I refer to the character Victor played by Jen Reno in Luc Besson's 1990 film "Nikita".
In the process of helping a 2017 French electoral campaign, I received an electoral list that was complete but with four address fields that were filled in pell-mell by voter registrants. A Safe 2015 FME World Tour presentation showed an unusual use of FME Workbench: to scrape, cull and list music title lists. I did the same here to normalise address fields for upload to a voting campaign website.
Now I'm a spatial not a regex kinda guy, so Safe's tech support engineer Richard Mosley gave me a hand, kudos for his support.

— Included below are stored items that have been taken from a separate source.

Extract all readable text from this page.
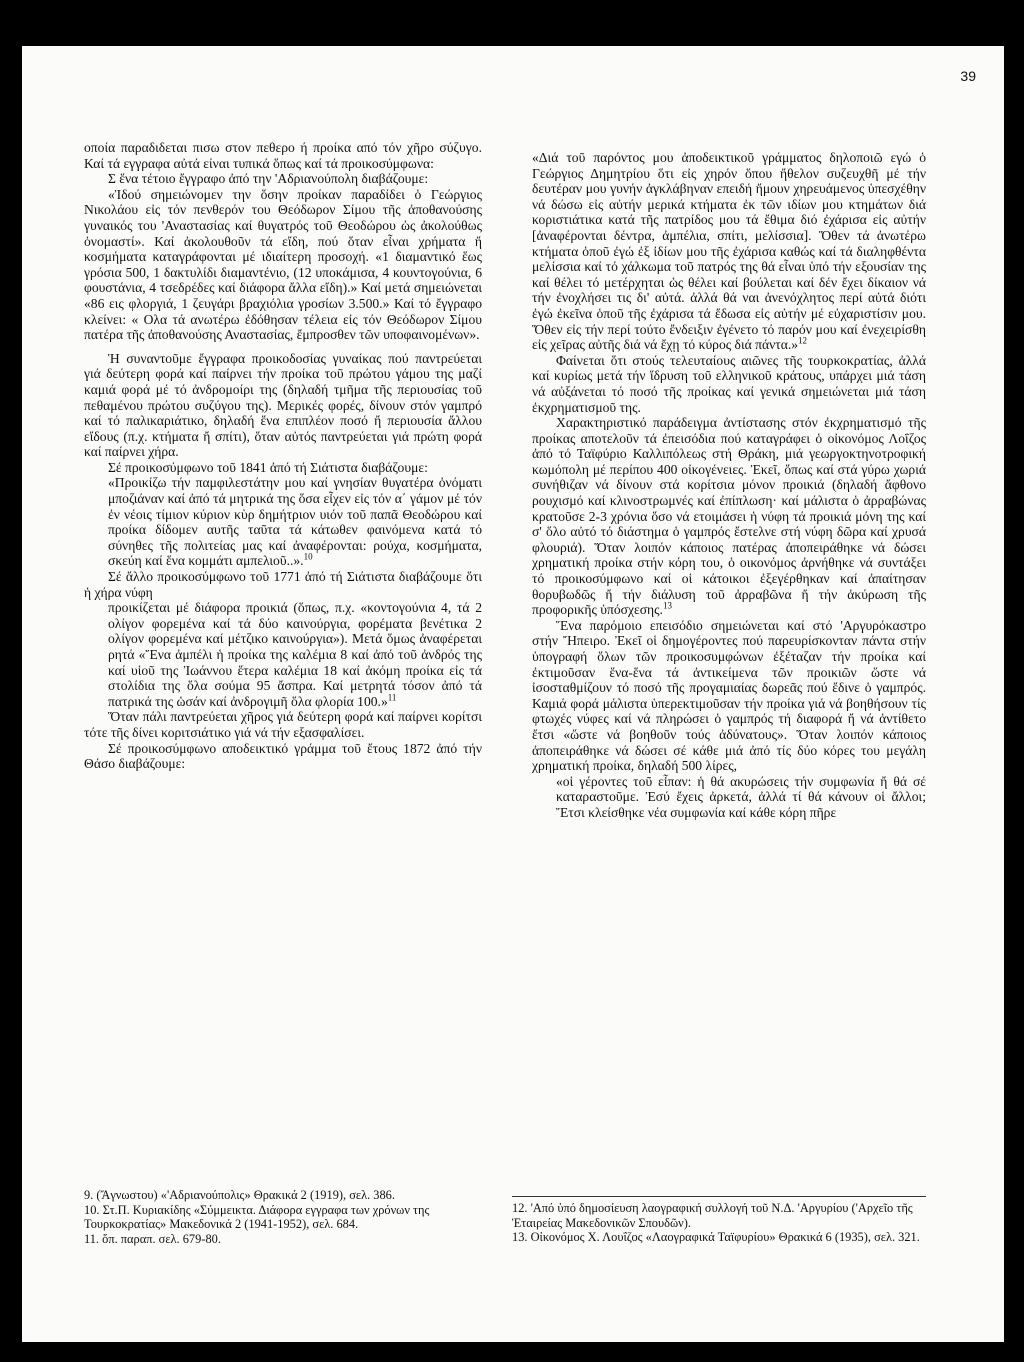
39

οποία παραδιδεται πισω στον πεθερο ή προίκα από τόν χῆρο σύζυγο. Καί τά εγγραφα αὐτά είναι τυπικά ὅπως καί τά προικοσύμφωνα:

Σ ἕνα τέτοιο ἔγγραφο ἀπό την 'Αδριανούπολη διαβάζουμε:

«Ἰδού σημειώνομεν την ὅσην προίκαν παραδίδει ὁ Γεώργιος Νικολάου εἰς τόν πενθερόν του Θεόδωρον Σίμου τῆς ἀποθανούσης γυναικός του 'Αναστασίας καί θυγατρός τοῦ Θεοδώρου ὡς ἀκολούθως ὀνομαστί». Καί ἀκολουθοῦν τά εἴδη, πού ὅταν εἶναι χρήματα ἤ κοσμήματα καταγράφονται μέ ιδιαίτερη προσοχή. «1 διαμαντικό ἕως γρόσια 500, 1 δακτυλίδι διαμαντένιο, (12 υποκάμισα, 4 κουντογούνια, 6 φουστάνια, 4 τσεδρέδες καί διάφορα ἄλλα εἴδη).» Καί μετά σημειώνεται «86 εις φλοργιά, 1 ζευγάρι βραχιόλια γροσίων 3.500.» Καί τό ἔγγραφο κλείνει: « Ολα τά ανωτέρω ἐδόθησαν τέλεια εἰς τόν Θεόδωρον Σίμου πατέρα τῆς ἀποθανούσης Αναστασίας, ἔμπροσθεν τῶν υποφαινομένων».

Ἡ συναντοῦμε ἔγγραφα προικοδοσίας γυναίκας πού παντρεύεται γιά δεύτερη φορά καί παίρνει τήν προίκα τοῦ πρώτου γάμου της μαζί καμιά φορά μέ τό ἀνδρομοίρι της (δηλαδή τμῆμα τῆς περιουσίας τοῦ πεθαμένου πρώτου συζύγου της). Μερικές φορές, δίνουν στόν γαμπρό καί τό παλικαριάτικο, δηλαδή ἕνα επιπλέον ποσό ἤ περιουσία ἄλλου εἴδους (π.χ. κτήματα ἤ σπίτι), ὅταν αὐτός παντρεύεται γιά πρώτη φορά καί παίρνει χήρα.

Σέ προικοσύμφωνο τοῦ 1841 ἀπό τή Σιάτιστα διαβάζουμε:

«Προικίζω τήν παμφιλεστάτην μου καί γνησίαν θυγατέρα ὀνόματι μποζιάναν καί ἀπό τά μητρικά της ὅσα εἶχεν εἰς τόν α΄ γάμον μέ τόν ἐν νέοις τίμιον κύριον κὺρ δημήτριον υιόν τοῦ παπᾶ Θεοδώρου καί προίκα δίδομεν αυτῆς ταῦτα τά κάτωθεν φαινόμενα κατά τό σύνηθες τῆς πολιτείας μας καί ἀναφέρονται: ρούχα, κοσμήματα, σκεύη καί ἕνα κομμάτι αμπελιοῦ..».$^{10}$

Σέ ἄλλο προικοσύμφωνο τοῦ 1771 ἀπό τή Σιάτιστα διαβάζουμε ὅτι ἡ χήρα νύφη

προικίζεται μέ διάφορα προικιά (ὅπως, π.χ. «κοντογούνια 4, τά 2 ολίγον φορεμένα καί τά δύο καινούργια, φορέματα βενέτικα 2 ολίγον φορεμένα καί μέτζικο καινούργια»). Μετά ὅμως ἀναφέρεται ρητά «Ἔνα ἀμπέλι ἡ προίκα της καλέμια 8 καί ἀπό τοῦ ἀνδρός της καί υἱοῦ της Ἰωάννου ἕτερα καλέμια 18 καί ἀκόμη προίκα εἰς τά στολίδια της ὅλα σούμα 95 ἄσπρα. Καί μετρητά τόσον ἀπό τά πατρικά της ὡσάν καί ἀνδρογιμῆ ὅλα φλορία 100.»$^{11}$

Ὅταν πάλι παντρεύεται χῆρος γιά δεύτερη φορά καί παίρνει κορίτσι τότε τῆς δίνει κοριτσιάτικο γιά νά τήν εξασφαλίσει.

Σέ προικοσύμφωνο αποδεικτικό γράμμα τοῦ ἔτους 1872 ἀπό τήν Θάσο διαβάζουμε:

«Διά τοῦ παρόντος μου ἀποδεικτικοῦ γράμματος δηλοποιῶ εγώ ὁ Γεώργιος Δημητρίου ὅτι εἰς χηρόν ὅπου ἤθελον συζευχθῆ μέ τήν δευτέραν μου γυνήν ἀγκλάβηναν επειδή ἤμουν χηρευάμενος ὑπεσχέθην νά δώσω εἰς αὐτήν μερικά κτήματα ἐκ τῶν ιδίων μου κτημάτων διά κοριστιάτικα κατά τῆς πατρίδος μου τά ἔθιμα διό ἐχάρισα εἰς αὐτήν [ἀναφέρονται δέντρα, ἀμπέλια, σπίτι, μελίσσια]. Ὅθεν τά ἀνωτέρω κτήματα ὁποῦ ἐγώ ἐξ ἰδίων μου τῆς ἐχάρισα καθώς καί τά διαληφθέντα μελίσσια καί τό χάλκωμα τοῦ πατρός της θά εἶναι ὑπό τήν εξουσίαν της καί θέλει τό μετέρχηται ὡς θέλει καί βούλεται καί δέν ἔχει δίκαιον νά τήν ἐνοχλήσει τις δι' αὐτά. ἀλλά θά ναι ἀνενόχλητος περί αὐτά διότι ἐγώ ἐκεῖνα ὁποῦ τῆς ἐχάρισα τά ἔδωσα εἰς αὐτήν μέ εὐχαριστίσιν μου. Ὅθεν εἰς τήν περί τούτο ἔνδειξιν ἐγένετο τό παρόν μου καί ἐνεχειρίσθη εἰς χεῖρας αὐτῆς διά νά ἔχῃ τό κύρος διά πάντα.»$^{12}$

Φαίνεται ὅτι στούς τελευταίους αιῶνες τῆς τουρκοκρατίας, ἀλλά καί κυρίως μετά τήν ἵδρυση τοῦ ελληνικοῦ κράτους, υπάρχει μιά τάση νά αὐξάνεται τό ποσό τῆς προίκας καί γενικά σημειώνεται μιά τάση ἐκχρηματισμοῦ της.

Χαρακτηριστικό παράδειγμα ἀντίστασης στόν ἐκχρηματισμό τῆς προίκας αποτελοῦν τά ἐπεισόδια πού καταγράφει ὁ οἰκονόμος Λοΐζος ἀπό τό Ταϊφύριο Καλλιπόλεως στή Θράκη, μιά γεωργοκτηνοτροφική κωμόπολη μέ περίπου 400 οἰκογένειες. Ἐκεῖ, ὅπως καί στά γύρω χωριά συνήθιζαν νά δίνουν στά κορίτσια μόνον προικιά (δηλαδή ἄφθονο ρουχισμό καί κλινοστρωμνές καί ἐπίπλωση· καί μάλιστα ὁ ἀρραβώνας κρατοῦσε 2-3 χρόνια ὅσο νά ετοιμάσει ἡ νύφη τά προικιά μόνη της καί σ' ὅλο αὐτό τό διάστημα ὁ γαμπρός ἔστελνε στή νύφη δῶρα καί χρυσά φλουριά). Ὅταν λοιπόν κάποιος πατέρας ἀποπειράθηκε νά δώσει χρηματική προίκα στήν κόρη του, ὁ οικονόμος ἀρνήθηκε νά συντάξει τό προικοσύμφωνο καί οἱ κάτοικοι ἐξεγέρθηκαν καί ἀπαίτησαν θορυβωδῶς ἤ τήν διάλυση τοῦ ἀρραβῶνα ἤ τήν ἀκύρωση τῆς προφορικῆς ὑπόσχεσης.$^{13}$

Ἕνα παρόμοιο επεισόδιο σημειώνεται καί στό 'Αργυρόκαστρο στήν Ἤπειρο. Ἐκεῖ οἱ δημογέροντες πού παρευρίσκονταν πάντα στήν ὑπογραφή ὅλων τῶν προικοσυμφώνων ἐξέταζαν τήν προίκα καί ἐκτιμοῦσαν ἕνα-ἕνα τά ἀντικείμενα τῶν προικιῶν ὥστε νά ἰσοσταθμίζουν τό ποσό τῆς προγαμιαίας δωρεᾶς πού ἔδινε ὁ γαμπρός. Καμιά φορά μάλιστα ὑπερεκτιμοῦσαν τήν προίκα γιά νά βοηθήσουν τίς φτωχές νύφες καί νά πληρώσει ὁ γαμπρός τή διαφορά ἤ νά ἀντίθετο ἔτσι «ὥστε νά βοηθοῦν τούς ἀδύνατους». Ὅταν λοιπόν κάποιος ἀποπειράθηκε νά δώσει σέ κάθε μιά ἀπό τίς δύο κόρες του μεγάλη χρηματική προίκα, δηλαδή 500 λίρες,

«οἱ γέροντες τοῦ εἶπαν: ἡ θά ακυρώσεις τήν συμφωνία ἤ θά σέ καταραστοῦμε. Ἐσύ ἔχεις ἀρκετά, ἀλλά τί θά κάνουν οἱ ἄλλοι; Ἔτσι κλείσθηκε νέα συμφωνία καί κάθε κόρη πῆρε

9. (Ἄγνωστου) «'Αδριανούπολις» Θρακικά 2 (1919), σελ. 386.

10. Στ.Π. Κυριακίδης «Σύμμεικτα. Διάφορα εγγραφα των χρόνων της Τουρκοκρατίας» Μακεδονικά 2 (1941-1952), σελ. 684.

11. ὅπ. παραπ. σελ. 679-80.

12. 'Από ὑπό δημοσίευση λαογραφική συλλογή τοῦ Ν.Δ. 'Αργυρίου ('Αρχεῖο τῆς Ἑταιρείας Μακεδονικῶν Σπουδῶν).

13. Οἰκονόμος Χ. Λουΐζος «Λαογραφικά Ταϊφυρίου» Θρακικά 6 (1935), σελ. 321.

The result is a clean list that can be uploaded to nationbuilder.com.
Here are a few more technical details if you're interested:
- CSV Feature Writer allows to manipulate non-spatial data
- StringSearcher transformer on each address field parses them
- AttributeManager formats them to write them out consistently
- Country is the constant last field and others are written leftward
- thus addresses are consistent ADR1, ADR2, ZIP, CITY, CTRY
- needless to say there's a lot of cleaun-up still to do after that...

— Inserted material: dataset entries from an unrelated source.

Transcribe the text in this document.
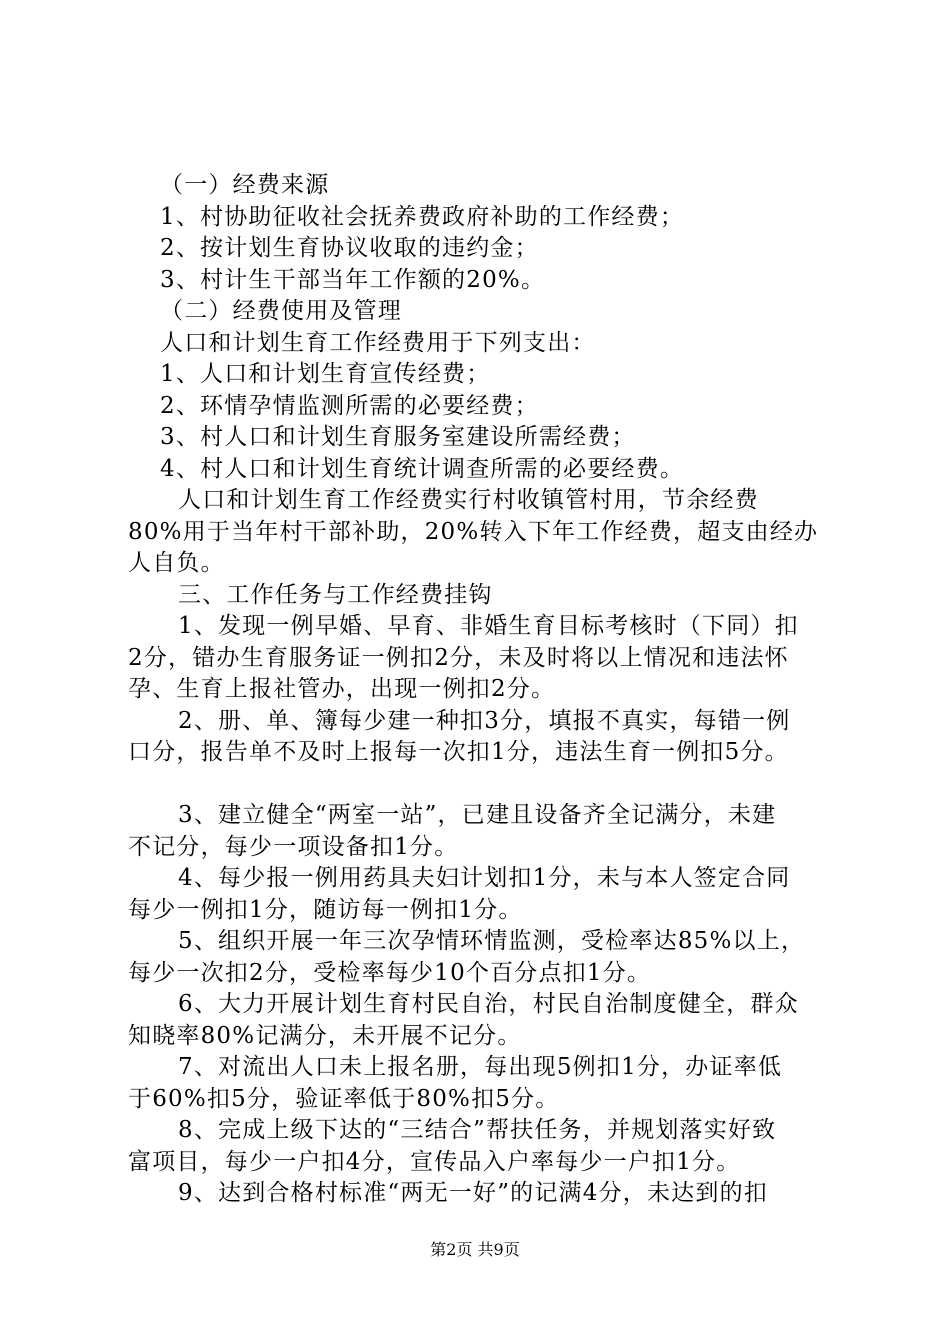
（一）经费来源

1、村协助征收社会抚养费政府补助的工作经费；

2、按计划生育协议收取的违约金；

3、村计生干部当年工作额的20%。

（二）经费使用及管理

人口和计划生育工作经费用于下列支出：

1、人口和计划生育宣传经费；

2、环情孕情监测所需的必要经费；

3、村人口和计划生育服务室建设所需经费；

4、村人口和计划生育统计调查所需的必要经费。

人口和计划生育工作经费实行村收镇管村用，节余经费

80%用于当年村干部补助，20%转入下年工作经费，超支由经办

人自负。

三、工作任务与工作经费挂钩

1、发现一例早婚、早育、非婚生育目标考核时（下同）扣

2分，错办生育服务证一例扣2分，未及时将以上情况和违法怀

孕、生育上报社管办，出现一例扣2分。

2、册、单、簿每少建一种扣3分，填报不真实，每错一例

口分，报告单不及时上报每一次扣1分，违法生育一例扣5分。

3、建立健全“两室一站”，已建且设备齐全记满分，未建

不记分，每少一项设备扣1分。

4、每少报一例用药具夫妇计划扣1分，未与本人签定合同

每少一例扣1分，随访每一例扣1分。

5、组织开展一年三次孕情环情监测，受检率达85%以上，

每少一次扣2分，受检率每少10个百分点扣1分。

6、大力开展计划生育村民自治，村民自治制度健全，群众

知晓率80%记满分，未开展不记分。

7、对流出人口未上报名册，每出现5例扣1分，办证率低

于60%扣5分，验证率低于80%扣5分。

8、完成上级下达的“三结合”帮扶任务，并规划落实好致

富项目，每少一户扣4分，宣传品入户率每少一户扣1分。

9、达到合格村标准“两无一好”的记满4分，未达到的扣

第2页 共9页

And when updates arrive, run this only on the new data or deltas:
- Another CSV Feature Writer is used with FeatureMerger transformer
- use Requestor for the original and Supplier for the new file
- Merged outputs the common fields and NotMerged the different ones
- only run the first process against the hopefully shorter difference file
- this can also be used to find the rejected fields for later QC & reload
Lessons learned were:
- metadata is king - no verbose PDF? no clean up of CSV lists!
- a bit of logic and reasoning went a long way toward crafting an FME clean-up script
- but there are no shortcuts to QC and final clean-up, "you get out what you put into it"